Endeavour rolled out of its then-Rockwell International—now Boeing—hangar in Palmdale, Calif., in 1991, to join NASA’s shuttle fleet.

Endeavour now is poised to make its 20th launch into space with NASA’s STS-118 mission to deliver cargo, spare parts and a new piece of starboard-side framework to the ISS. Commanded by veteran astronaut Scott Kelly, the mission also features the first flight of teacher-turned-spaceflyer Barbara Morgan, who served as McAuliffe’s backup in 1986.

Standing out among Endeavour’s nearly 200 modifications is a trio of systems making their first operational appearance on a NASA shuttle flight.

Endeavour will be NASA’s first shuttle to carry a Station-Shuttle Power Transfer System (SSPTS), which is designed to allow the shuttle to siphon electrical power from the station’s 120-volt grid via a docking port connection. The system then converts that power to feed the orbiter’s 28-volt system.
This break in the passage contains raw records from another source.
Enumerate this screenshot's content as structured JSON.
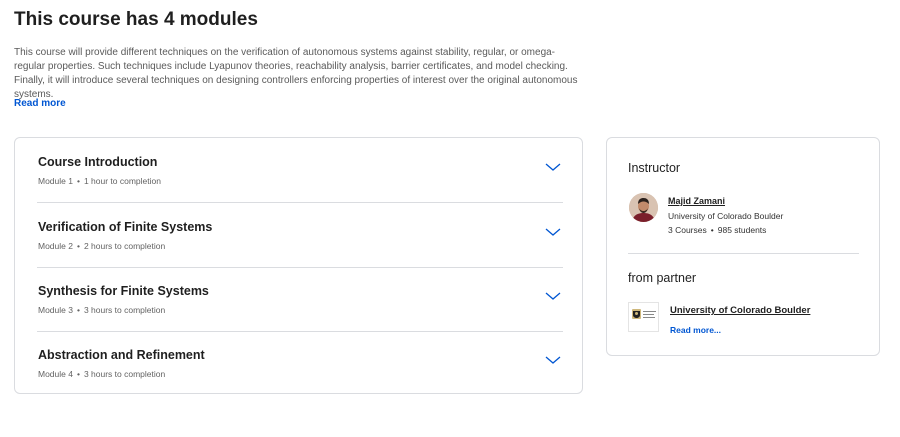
{
  "heading": "This course has 4 modules",
  "description": "This course will provide different techniques on the verification of autonomous systems against stability, regular, or omega-regular properties. Such techniques include Lyapunov theories, reachability analysis, barrier certificates, and model checking. Finally, it will introduce several techniques on designing controllers enforcing properties of interest over the original autonomous systems.",
  "read_more": "Read more",
  "modules": [
    {
      "title": "Course Introduction",
      "module": "Module 1",
      "duration": "1 hour to completion"
    },
    {
      "title": "Verification of Finite Systems",
      "module": "Module 2",
      "duration": "2 hours to completion"
    },
    {
      "title": "Synthesis for Finite Systems",
      "module": "Module 3",
      "duration": "3 hours to completion"
    },
    {
      "title": "Abstraction and Refinement",
      "module": "Module 4",
      "duration": "3 hours to completion"
    }
  ],
  "instructor": {
    "heading": "Instructor",
    "name": "Majid Zamani",
    "org": "University of Colorado Boulder",
    "courses": "3 Courses",
    "students": "985 students"
  },
  "partner": {
    "heading": "from partner",
    "name": "University of Colorado Boulder",
    "read_more": "Read more...",
    "logo_text": "University of Colorado Boulder"
  },
  "colors": {
    "link": "#0056d2",
    "border": "#dadce0",
    "chevron": "#0056d2"
  }
}
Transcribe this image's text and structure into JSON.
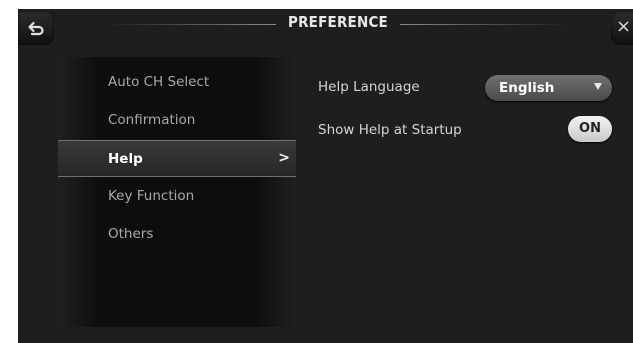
{
  "header": {
    "title": "PREFERENCE",
    "back_icon": "back-arrow-icon",
    "close_icon": "close-icon",
    "close_glyph": "×"
  },
  "sidebar": {
    "items": [
      {
        "label": "Auto CH Select"
      },
      {
        "label": "Confirmation"
      },
      {
        "label": "Help",
        "active": true,
        "chevron": ">"
      },
      {
        "label": "Key Function"
      },
      {
        "label": "Others"
      }
    ]
  },
  "settings": {
    "help_language": {
      "label": "Help Language",
      "value": "English"
    },
    "show_help": {
      "label": "Show Help at Startup",
      "value": "ON"
    }
  },
  "colors": {
    "background": "#1e1e1e",
    "active_item": "#303030",
    "select": "#5c5c5c",
    "toggle_on": "#e0e0e0"
  }
}
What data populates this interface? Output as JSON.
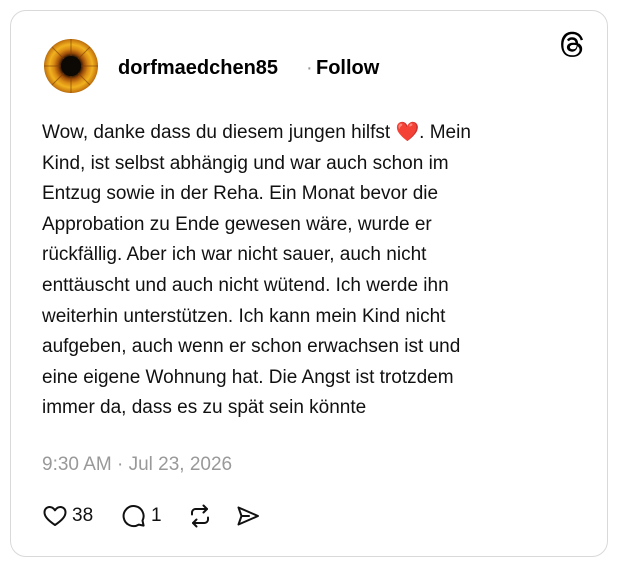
{
  "post": {
    "username": "dorfmaedchen85",
    "separator": "·",
    "follow_label": "Follow",
    "body_lines": [
      "Wow, danke dass du diesem jungen hilfst",
      ". Mein",
      "Kind, ist selbst abhängig und war auch schon im",
      "Entzug sowie in der Reha. Ein Monat bevor die",
      "Approbation zu Ende gewesen wäre, wurde er",
      "rückfällig. Aber ich war nicht sauer, auch nicht",
      "enttäuscht und auch nicht wütend. Ich werde ihn",
      "weiterhin unterstützen. Ich kann mein Kind nicht",
      "aufgeben, auch wenn er schon erwachsen ist und",
      "eine eigene Wohnung hat. Die Angst ist trotzdem",
      "immer da, dass es zu spät sein könnte"
    ],
    "emoji": "❤️",
    "timestamp": "9:30 AM · Jul 23, 2026"
  },
  "actions": {
    "like": {
      "icon": "heart-icon",
      "count": "38"
    },
    "reply": {
      "icon": "comment-icon",
      "count": "1"
    },
    "repost": {
      "icon": "repost-icon"
    },
    "share": {
      "icon": "share-icon"
    }
  },
  "colors": {
    "text": "#111111",
    "muted": "#999999",
    "border": "#d9d9d9",
    "emoji_heart": "#e8222a"
  }
}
If successful, the new power transfer system will allow the STS-118 astronauts to conserve Endeavour’s own fuel cell supplies.

“[A]ssuming that it works, we’ll be able to fly a 14-day mission, so we can add three extra days to our flight,” Kelly said in a NASA interview. Endeavour also sports the first fully activated Advanced Health Management System to watch over the shuttle’s three main engines during launch, as well as a three-string GPS for pinpoint navigation during landings, NASA said.

The health management system is designed to monitor vibrations in each of the high-pressure fuel and oxidizer turbopumps—which rotate 34,000 times and 23,000 times per minute, respectively. The turbopumps feed Endeavour’s three main engines with the nearly 2 million liters of propellant required for the 8.5-minute launch into space. If an engine’s turbopumps vibrate too much, the new system is designed to shut it down.

“An engine would be shut down before it could progress to any catastrophic situation,” Hale said of the monitoring system.

The three-string GPS system, which was tested in part on a shuttle flight last year, replaces Endeavour’s 1950s-era Tactical Air Navigation, or Tacan, system that gradually is being phased out worldwide, he added.

“We’ve got a far superior system, far safer, far more accurate to fly our big glider back home with,” Hale said.

In addition to testing new shuttle technology, Endeavour now is equipped with hardware already installed aboard its sister ships Discovery and Atlantis.

Endeavour has been outfitted with a “glass cockpit,” a series of flat screen, full-color multi-functional electronic displays that present flight data to the orbiter’s astronaut crew.

“Endeavour was the last orbiter to get that modification,” TassosAbadiotakis, NASA’s vehicle flow manager for Endeavour, told Space News. Atlantis first flew with the upgrade during its STS-101 mission in 2000, followed by Discovery in 2005 during NASA’s STS-114 flight.

Like Discovery and Atlantis, Endeavour now is equipped to carry a 15-meter sensor boom, a vital extension of the orbiter’s robotic arm that allows astronauts to scan the orbiter’s heat shield in flight for signs of damage, Abadiotakis said.

The sensor boom was added as a safety measure following the February 2003, loss of seven astronauts aboard Shuttle Columbia, which broke up during re-entry after the orbiter’s heat shield had been damaged by fuel tank debris.

The orbiter’s wing leading edge sensors, also a post-Columbia safety measure designed to record any impacts from debris or micrometeorites, sport a new voltage booster to extend their in-flight operations, NASA said.

A team of up to 200 shuttle workers helped upgrade Endeavour, and performed vital wiring and structural inspections to once more prepare the spacecraft for flight.

“I would say that it’s better than when it first rolled out of the barn in Palmdale,” Abadiotakis said of Endeavour. “We basically reset the vehicle, the clock, back to zero.”